Sur l’île sud-coréenne de Ganghwa, située à seulement 2 kilomètres de la frontière avec la Corée du Nord, les nuits paisibles bercées par les bruits de la nature ont laissé place à un inquiétant concert. Depuis plusieurs mois, les habitants sont assaillis par des sons à glacer le sang, véritable campagne de guerre psychologique orchestrée par le régime de Pyongyang. Bienvenue dans cet étrange conflit, où les armes sont des haut-parleurs et les blessures, invisibles.
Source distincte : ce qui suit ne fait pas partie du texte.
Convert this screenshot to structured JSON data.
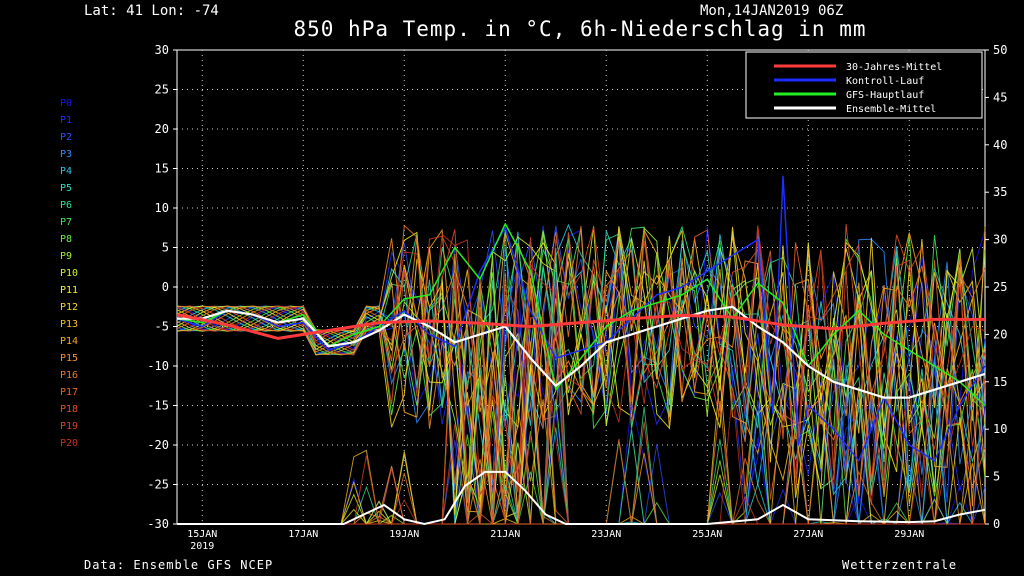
{
  "header": {
    "location": "Lat: 41 Lon: -74",
    "run": "Mon,14JAN2019 06Z"
  },
  "footer": {
    "source": "Data: Ensemble GFS NCEP",
    "brand": "Wetterzentrale"
  },
  "members": [
    {
      "label": "P0",
      "color": "#1515ff"
    },
    {
      "label": "P1",
      "color": "#1e2dff"
    },
    {
      "label": "P2",
      "color": "#2850ff"
    },
    {
      "label": "P3",
      "color": "#2c8cff"
    },
    {
      "label": "P4",
      "color": "#27c8e6"
    },
    {
      "label": "P5",
      "color": "#2dd8c4"
    },
    {
      "label": "P6",
      "color": "#2fe08a"
    },
    {
      "label": "P7",
      "color": "#3cea56"
    },
    {
      "label": "P8",
      "color": "#64f03c"
    },
    {
      "label": "P9",
      "color": "#a0f032"
    },
    {
      "label": "P10",
      "color": "#d6f02a"
    },
    {
      "label": "P11",
      "color": "#f5f020"
    },
    {
      "label": "P12",
      "color": "#f8d820"
    },
    {
      "label": "P13",
      "color": "#f8c020"
    },
    {
      "label": "P14",
      "color": "#f8a820"
    },
    {
      "label": "P15",
      "color": "#f89028"
    },
    {
      "label": "P16",
      "color": "#f07828"
    },
    {
      "label": "P17",
      "color": "#e86428"
    },
    {
      "label": "P18",
      "color": "#e05028"
    },
    {
      "label": "P19",
      "color": "#d84028"
    },
    {
      "label": "P20",
      "color": "#c83020"
    }
  ],
  "chart_data": {
    "type": "line",
    "title": "850 hPa Temp. in °C, 6h-Niederschlag in mm",
    "ylim": [
      -30,
      30
    ],
    "y2lim": [
      0,
      50
    ],
    "yticks": [
      "30",
      "25",
      "20",
      "15",
      "10",
      "5",
      "0",
      "-5",
      "-10",
      "-15",
      "-20",
      "-25",
      "-30"
    ],
    "y2ticks": [
      "50",
      "45",
      "40",
      "35",
      "30",
      "25",
      "20",
      "15",
      "10",
      "5",
      "0"
    ],
    "xlim": [
      14.5,
      30.5
    ],
    "xticks": [
      {
        "x": 15,
        "label": "15JAN",
        "sub": "2019"
      },
      {
        "x": 17,
        "label": "17JAN",
        "sub": ""
      },
      {
        "x": 19,
        "label": "19JAN",
        "sub": ""
      },
      {
        "x": 21,
        "label": "21JAN",
        "sub": ""
      },
      {
        "x": 23,
        "label": "23JAN",
        "sub": ""
      },
      {
        "x": 25,
        "label": "25JAN",
        "sub": ""
      },
      {
        "x": 27,
        "label": "27JAN",
        "sub": ""
      },
      {
        "x": 29,
        "label": "29JAN",
        "sub": ""
      }
    ],
    "grid": true,
    "legend_position": "top-right",
    "legend": [
      {
        "name": "30-Jahres-Mittel",
        "color": "#ff3a3a"
      },
      {
        "name": "Kontroll-Lauf",
        "color": "#1e2dff"
      },
      {
        "name": "GFS-Hauptlauf",
        "color": "#22ee22"
      },
      {
        "name": "Ensemble-Mittel",
        "color": "#ffffff"
      }
    ],
    "series": [
      {
        "key": "clim",
        "color": "#ff3a3a",
        "width": 3,
        "x": [
          14.5,
          15.5,
          16.5,
          17.5,
          18.5,
          19.5,
          20.5,
          21.5,
          22.5,
          23.5,
          24.5,
          25.5,
          26.5,
          27.5,
          28.5,
          29.5,
          30.5
        ],
        "y": [
          -3.5,
          -4.8,
          -6.5,
          -5.5,
          -4.5,
          -4.3,
          -4.6,
          -5,
          -4.5,
          -4,
          -3.6,
          -3.8,
          -4.8,
          -5.3,
          -4.6,
          -4.1,
          -4.1
        ]
      },
      {
        "key": "control",
        "color": "#1e2dff",
        "width": 1.5,
        "x": [
          14.5,
          15,
          15.5,
          16,
          16.5,
          17,
          17.5,
          18,
          18.5,
          19,
          19.5,
          20,
          20.5,
          21,
          21.5,
          22,
          22.5,
          23,
          23.5,
          24,
          24.5,
          25,
          25.5,
          26,
          26.3,
          26.5,
          26.8,
          27,
          27.5,
          28,
          28.5,
          29,
          29.5,
          30,
          30.5
        ],
        "y": [
          -4,
          -5,
          -3,
          -3.5,
          -5,
          -4.5,
          -8,
          -7,
          -5,
          -3,
          -6,
          -7.5,
          2,
          7.5,
          -3,
          -9,
          -8,
          -7,
          -4,
          -1,
          0,
          2,
          4,
          6,
          -16,
          14,
          -20,
          -15,
          -18,
          -22,
          -14,
          -20,
          -22,
          -15,
          -10
        ]
      },
      {
        "key": "main",
        "color": "#22ee22",
        "width": 1.5,
        "x": [
          14.5,
          15,
          15.5,
          16,
          16.5,
          17,
          17.5,
          18,
          18.5,
          19,
          19.5,
          20,
          20.5,
          21,
          21.5,
          22,
          22.5,
          23,
          23.5,
          24,
          24.5,
          25,
          25.5,
          26,
          26.5,
          27,
          27.5,
          28,
          28.5,
          29,
          29.5,
          30,
          30.5
        ],
        "y": [
          -4,
          -4.5,
          -3,
          -3.5,
          -4.5,
          -3.5,
          -7.5,
          -6,
          -5,
          -1.5,
          -1,
          5,
          1,
          8,
          2,
          -13,
          -9,
          -5,
          -3,
          -2,
          -1,
          1,
          -4,
          0.5,
          -2,
          -10,
          -6,
          -3,
          -6,
          -8,
          -10,
          -12,
          -15
        ]
      },
      {
        "key": "mean",
        "color": "#ffffff",
        "width": 2.2,
        "x": [
          14.5,
          15,
          15.5,
          16,
          16.5,
          17,
          17.5,
          18,
          18.5,
          19,
          19.5,
          20,
          20.5,
          21,
          21.5,
          22,
          22.5,
          23,
          23.5,
          24,
          24.5,
          25,
          25.5,
          26,
          26.5,
          27,
          27.5,
          28,
          28.5,
          29,
          29.5,
          30,
          30.5
        ],
        "y": [
          -4,
          -4,
          -3,
          -3.5,
          -4.5,
          -4,
          -7.5,
          -7,
          -5.5,
          -3.5,
          -5,
          -7,
          -6,
          -5,
          -9,
          -12.5,
          -10,
          -7,
          -6,
          -5,
          -4,
          -3,
          -2.5,
          -5,
          -7,
          -10,
          -12,
          -13,
          -14,
          -14,
          -13,
          -12,
          -11
        ]
      }
    ],
    "precip": {
      "mean": {
        "x": [
          14.5,
          17.8,
          18.2,
          18.6,
          19.0,
          19.4,
          19.8,
          20.2,
          20.6,
          21.0,
          21.4,
          21.8,
          22.2,
          24.0,
          25.0,
          26.0,
          26.5,
          27.0,
          28.0,
          29.0,
          29.5,
          30.0,
          30.5
        ],
        "y": [
          0,
          0,
          1,
          2,
          0.5,
          0,
          0.5,
          4,
          5.5,
          5.5,
          3.5,
          1,
          0,
          0,
          0,
          0.5,
          2,
          0.5,
          0.3,
          0.2,
          0.3,
          1,
          1.5
        ]
      }
    }
  }
}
Une Île Sous Le Feu Des Haut-parleurs Nord-coréens
Ganghwa, connue pour ses paysages bucoliques de montagnes et de rizières, se retrouve depuis juillet dernier au cœur d’une singulière bataille. Chaque nuit, des haut-parleurs nord-coréens crachent un tintamarre effroyable en direction de l’île : coups de feu, hurlements fantomatiques, rires sinistres… Un véritable “bombardement” sonore qui met les nerfs des insulaires à rude épreuve.
Cette offensive sonore serait une riposte à la reprise par l’armée sud-coréenne de la diffusion de musique K-pop et d’informations internationales le long de la frontière. Une mesure qui faisait elle-même suite à l’envoi par le Nord de ballons chargés d’immondices vers le Sud. Dans cette surenchère, c’est désormais Ganghwa qui se retrouve en première ligne.
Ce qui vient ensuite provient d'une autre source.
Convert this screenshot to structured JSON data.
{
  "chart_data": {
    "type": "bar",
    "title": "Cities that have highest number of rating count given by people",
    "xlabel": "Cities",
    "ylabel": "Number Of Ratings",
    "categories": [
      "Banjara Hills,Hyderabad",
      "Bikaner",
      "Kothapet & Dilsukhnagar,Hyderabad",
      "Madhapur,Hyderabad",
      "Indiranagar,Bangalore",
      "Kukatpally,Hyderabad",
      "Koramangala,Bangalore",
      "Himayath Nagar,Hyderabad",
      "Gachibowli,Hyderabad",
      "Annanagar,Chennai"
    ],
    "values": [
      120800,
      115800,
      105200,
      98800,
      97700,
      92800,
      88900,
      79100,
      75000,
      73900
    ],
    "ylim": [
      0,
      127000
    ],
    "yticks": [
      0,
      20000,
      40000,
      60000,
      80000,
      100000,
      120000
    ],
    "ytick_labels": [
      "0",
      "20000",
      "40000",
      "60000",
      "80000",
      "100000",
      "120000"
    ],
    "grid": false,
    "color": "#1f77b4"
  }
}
De La Propagande Aux Cris De Loups
Si par le passé, les haut-parleurs nord-coréens diffusaient de la propagande vantant le régime de Pyongyang, ils servent aujourd’hui des desseins plus sombres. “Ce sont des hurlements de loups, des bruits de fantômes”, raconte Ahn Hyo Chol, habitant de 66 ans. “C’est désagréable. Ça me donne des frissons.”
D’après Park Heung-yeol, conseiller municipal, l’objectif est clair : “Ce n’est pas de la simple propagande du régime. Cela vise vraiment à tourmenter les gens.” Et les effets sont bien réels pour la population.
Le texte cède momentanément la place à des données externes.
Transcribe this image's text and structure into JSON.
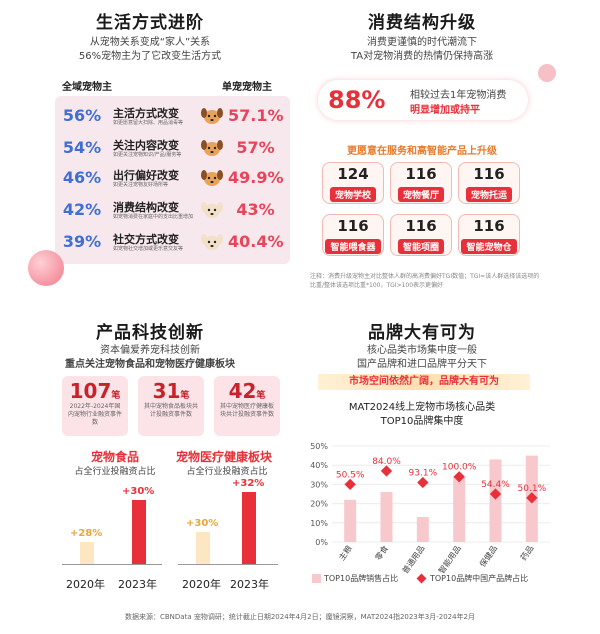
{
  "q1": {
    "title": "生活方式进阶",
    "sub1": "从宠物关系变成“家人”关系",
    "sub2": "56%宠物主为了它改变生活方式",
    "left_header": "全域宠物主",
    "right_header": "单宠宠物主",
    "rows": [
      {
        "left": "56%",
        "title": "主活方式改变",
        "note": "如更愿意留大扫除、用品消毒等",
        "right": "57.1%"
      },
      {
        "left": "54%",
        "title": "关注内容改变",
        "note": "如更关注宠物知识/产品/服务等",
        "right": "57%"
      },
      {
        "left": "46%",
        "title": "出行偏好改变",
        "note": "如更关注宠物友好场所等",
        "right": "49.9%"
      },
      {
        "left": "42%",
        "title": "消费结构改变",
        "note": "如宠物消费在家庭中的支出比重增加",
        "right": "43%"
      },
      {
        "left": "39%",
        "title": "社交方式改变",
        "note": "如宠物社交增加或更乐意交友等",
        "right": "40.4%"
      }
    ]
  },
  "q2": {
    "title": "消费结构升级",
    "sub1": "消费更谨慎的时代潮流下",
    "sub2": "TA对宠物消费的热情仍保持高涨",
    "pct": "88%",
    "pct_line1": "相较过去1年宠物消费",
    "pct_line2": "明显增加或持平",
    "upgrade_title": "更愿意在服务和高智能产品上升级",
    "tiles": [
      {
        "num": "124",
        "label": "宠物学校"
      },
      {
        "num": "116",
        "label": "宠物餐厅"
      },
      {
        "num": "116",
        "label": "宠物托运"
      },
      {
        "num": "116",
        "label": "智能喂食器"
      },
      {
        "num": "116",
        "label": "智能项圈"
      },
      {
        "num": "116",
        "label": "智能宠物仓"
      }
    ],
    "note": "注释：消费升级宠物主对比整体人群的高消费偏好TGI数值；TGI=该人群选择该选项的比重/整体该选项比重*100，TGI>100表示更偏好"
  },
  "q3": {
    "title": "产品科技创新",
    "sub1": "资本偏爱养宠科技创新",
    "sub2": "重点关注宠物食品和宠物医疗健康板块",
    "cards": [
      {
        "num": "107",
        "unit": "笔",
        "desc": "2022年-2024年国内宠物行业融资事件数"
      },
      {
        "num": "31",
        "unit": "笔",
        "desc": "其中宠物食品板块共计投融资事件数"
      },
      {
        "num": "42",
        "unit": "笔",
        "desc": "其中宠物医疗健康板块共计投融资事件数"
      }
    ],
    "food_title": "宠物食品",
    "food_sub": "占全行业投融资占比",
    "medical_title": "宠物医疗健康板块",
    "medical_sub": "占全行业投融资占比",
    "food_values": {
      "2020": "+28%",
      "2023": "+30%"
    },
    "medical_values": {
      "2020": "+30%",
      "2023": "+32%"
    },
    "years": [
      "2020年",
      "2023年"
    ]
  },
  "q4": {
    "title": "品牌大有可为",
    "sub1": "核心品类市场集中度一般",
    "sub2": "国产品牌和进口品牌平分天下",
    "banner": "市场空间依然广阔，品牌大有可为",
    "chart_title1": "MAT2024线上宠物市场核心品类",
    "chart_title2": "TOP10品牌集中度",
    "legend_sales": "TOP10品牌销售占比",
    "legend_domestic": "TOP10品牌中国产品牌占比"
  },
  "source": "数据来源：CBNData 宠物调研；统计截止日期2024年4月2日；魔镜洞察，MAT2024指2023年3月-2024年2月",
  "chart_data": {
    "type": "bar",
    "title": "MAT2024线上宠物市场核心品类 TOP10品牌集中度",
    "categories": [
      "主粮",
      "零食",
      "普通用品",
      "智能用品",
      "保健品",
      "药品"
    ],
    "series": [
      {
        "name": "TOP10品牌销售占比",
        "type": "bar",
        "values": [
          22,
          26,
          13,
          34,
          43,
          45
        ]
      },
      {
        "name": "TOP10品牌中国产品牌占比",
        "type": "scatter",
        "labels": [
          "50.5%",
          "84.0%",
          "93.1%",
          "100.0%",
          "54.4%",
          "50.1%"
        ],
        "values": [
          30,
          37,
          31,
          34,
          25,
          23
        ]
      }
    ],
    "ylim": [
      0,
      50
    ],
    "yticks": [
      "0%",
      "10%",
      "20%",
      "30%",
      "40%",
      "50%"
    ],
    "colors": {
      "bar": "#f7c9cc",
      "marker": "#e8303a"
    }
  }
}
Insomnies Et Anxiété Au Son Des Haut-parleurs
An Mi-hee, 37 ans, témoigne des conséquences de ces nuits sous les décibels nord-coréens : “Je me retrouve à prendre des médicaments contre les maux de tête presque tout le temps”, confie-t-elle, évoquant également anxiété, douleurs oculaires, tremblements et somnolences. “Nos enfants ne peuvent pas dormir non plus. Ils développent des aphtes et ils s’endorment à l’école.”
Selon des experts, une exposition nocturne à plus de 60 décibels augmente les risques de troubles du sommeil. Or à Ganghwa, les bruits nord-coréens atteignent jusqu’à 80 décibels. La privation de sommeil et le bruit assourdissant sont des formes de torture bien connues, rappellent-ils.
Une Combine Pour Couvrir La Propagande Sud-coréenne ?
Si les autorités sud-coréennes peinent à trouver une parade, certains experts avancent une hypothèse quant aux motivations de Pyongyang. Ce vacarme viserait en réalité à couvrir la propagande diffusée par les haut-parleurs du Sud, de peur qu’elle n’incite des soldats nord-coréens à la défection.
Un cas s’était justement produit en août dernier, juste après la reprise des émissions de propagande par Séoul. Un soldat du Nord avait réussi à passer au Sud, encouragé, selon certains, par les messages diffusés. Mais pour d’autres spécialistes, cette théorie ne tient pas, les haut-parleurs nord-coréens étant tournés vers le Sud et non vers leurs propres troupes.
Ganghwa, Victime Collatérale Des Tensions Intercoréennes
Prise en étau entre les deux Corées, l’île de Ganghwa subit de plein fouet les tensions entre les frères ennemis. Ses habitants, otages impuissants de cette guerre des haut-parleurs, en payent le prix fort. “Je préférerais une inondation, un incendie ou même un tremblement de terre”, confie An Mi-hee, “car pour ces événements on sait toujours qu’on finira par s’en remettre”. Mais face à ce fléau sonore, c’est l’incertitude qui règne.
À Séoul, les appels se multiplient pour trouver une solution. Car si les haut-parleurs se sont tus côté Sud, après un accord entre les deux pays en 2018, ceux du Nord continuent chaque nuit leur sinistre mélodie. Les habitants de Ganghwa, eux, oscillent entre colère et résignation. “On n’en sait tout simplement rien”, soupire Mme An au sujet d’une possible fin de ce calvaire sonore. Une chose est sûre : sur l’île, le front est désormais aussi dans les oreilles.